Secretary of the Interior Sally Jewell toured a federal water storage and pumping plant in Byron today to get a firsthand look at a key piece of California's water infrastructure as the state grapples with a historic drought.
Jewell was accompanied by California Secretary for Natural Resources John Laird and U.S. Bureau of Reclamation Acting Commissioner Lowell Pimley during the afternoon tour of the C.W. "Bill" Jones Pumping Plant.
The plant pumps water from the Sacramento-San Joaquin Delta and sends it through the middle of the state's Central Valley, including parts of Santa Clara, San Benito and San Joaquin counties.
Today's visit comes nearly two months after Gov. Jerry Brown declared a drought emergency and after President Barack Obama's recent 2015 Fiscal Year budget proposal to give $1 billion to the Bureau of Reclamation, including $118.6 million for the Central Valley Project, which provides water for much of California's Central Valley.
Jewell today reiterated the administration's commitment to work with the state to provide relief and fiscal support as the drought continues.
Last month, Brown also announced some $687 million in state funding for drought relief projects including emergency water supplies, food and housing for workers directly affected by the drought and local projects to help communities more efficiently capture and manage water.

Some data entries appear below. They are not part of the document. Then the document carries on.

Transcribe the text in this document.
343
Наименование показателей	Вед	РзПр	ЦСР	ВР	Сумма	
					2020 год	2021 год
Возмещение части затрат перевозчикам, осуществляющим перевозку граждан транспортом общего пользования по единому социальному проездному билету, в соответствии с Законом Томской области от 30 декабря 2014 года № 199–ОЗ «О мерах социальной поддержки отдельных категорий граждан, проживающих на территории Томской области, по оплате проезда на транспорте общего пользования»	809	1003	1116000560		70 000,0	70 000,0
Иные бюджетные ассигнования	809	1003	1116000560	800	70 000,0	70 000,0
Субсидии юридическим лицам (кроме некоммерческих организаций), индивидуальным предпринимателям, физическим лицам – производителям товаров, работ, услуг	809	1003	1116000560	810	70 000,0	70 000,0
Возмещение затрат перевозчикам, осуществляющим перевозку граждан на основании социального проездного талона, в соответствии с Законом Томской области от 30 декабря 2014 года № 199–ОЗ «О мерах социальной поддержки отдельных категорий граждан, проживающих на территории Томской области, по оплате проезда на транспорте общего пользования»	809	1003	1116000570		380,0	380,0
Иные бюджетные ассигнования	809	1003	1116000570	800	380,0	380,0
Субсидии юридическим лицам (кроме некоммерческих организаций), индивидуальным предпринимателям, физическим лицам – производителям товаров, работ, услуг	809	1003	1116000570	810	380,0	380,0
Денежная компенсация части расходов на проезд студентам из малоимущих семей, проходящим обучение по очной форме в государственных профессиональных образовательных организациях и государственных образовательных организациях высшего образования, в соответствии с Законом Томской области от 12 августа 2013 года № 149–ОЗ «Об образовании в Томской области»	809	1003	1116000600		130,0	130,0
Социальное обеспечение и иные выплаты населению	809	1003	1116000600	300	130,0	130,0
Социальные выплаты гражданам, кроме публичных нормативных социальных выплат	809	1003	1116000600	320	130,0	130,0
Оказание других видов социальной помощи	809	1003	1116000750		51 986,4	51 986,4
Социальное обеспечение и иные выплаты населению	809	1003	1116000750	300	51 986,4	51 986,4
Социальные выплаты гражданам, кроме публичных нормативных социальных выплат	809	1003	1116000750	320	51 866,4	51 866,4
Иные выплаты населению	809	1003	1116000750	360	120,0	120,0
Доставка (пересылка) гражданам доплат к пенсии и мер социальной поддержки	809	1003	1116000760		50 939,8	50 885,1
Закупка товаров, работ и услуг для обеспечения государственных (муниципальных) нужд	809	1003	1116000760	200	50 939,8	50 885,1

"The administration remains committed to an 'all in' approach to the federal response to drought conditions in the West," Jewell said. "I commend Governor Brown and state officials for their response thus far, and I will continue to work closely with the state to ensure a balanced and coordinated approach to providing for the water needs of people, agriculture, businesses, power and the environment."
Before visiting the massive, five-story water storage and pumping facility in Byron this afternoon, the Secretary of the Interior and other federal and state officials met with farmers and representatives from the Central Valley Project.
"One of the reasons I'm here is to hear from people who are feeling the effects and the economic effects (the drought) is going to have on them," Jewell said.
The drought has prompted drastic cuts in water supplies to many of those people. The Byron facility, for example, is delivering just 25 percent of the amount of water it provides during a non-drought year, said plant maintenance manager Steve Larsen.
"That's a big hit for a lot of farmers," he said.
One key strategy to help farmers and municipalities that rely on water from the Byron plant and other facilities is increasing the amount of water that can be pumped when it rains, Jewell said.
It's also important for all California water users to use as little water possible to help weather the current drought, she said.
The interior secretary also touted the Bay Delta Conservation Plan, the governor's plan to build two 35-mile tunnels to divert water from the Delta to millions of residents statewide.
She acknowledged, however, that the project has been controversial and said "there are choices to be made in terms of size and capacity" of the tunnels.
About a dozen protesters affiliated with Restore the Delta, opponents of the Bay Delta Conservation Plan, held signs and chanted "Stop the Tunnels!" outside the plant gates this afternoon as Jewell, Laird and other officials were driven past.
Barbara Barrigan-Parilla, the group's executive director, said the state Department of Water Resources and the Bureau of Reclamation in recent years have over-pumped water that should have been conserved, contributing to the current water crisis.
Restore the Delta along with a number of environmental groups and state lawmakers have said the governor's tunnel plan would drain the Delta and devastate both local farmers and fish populations.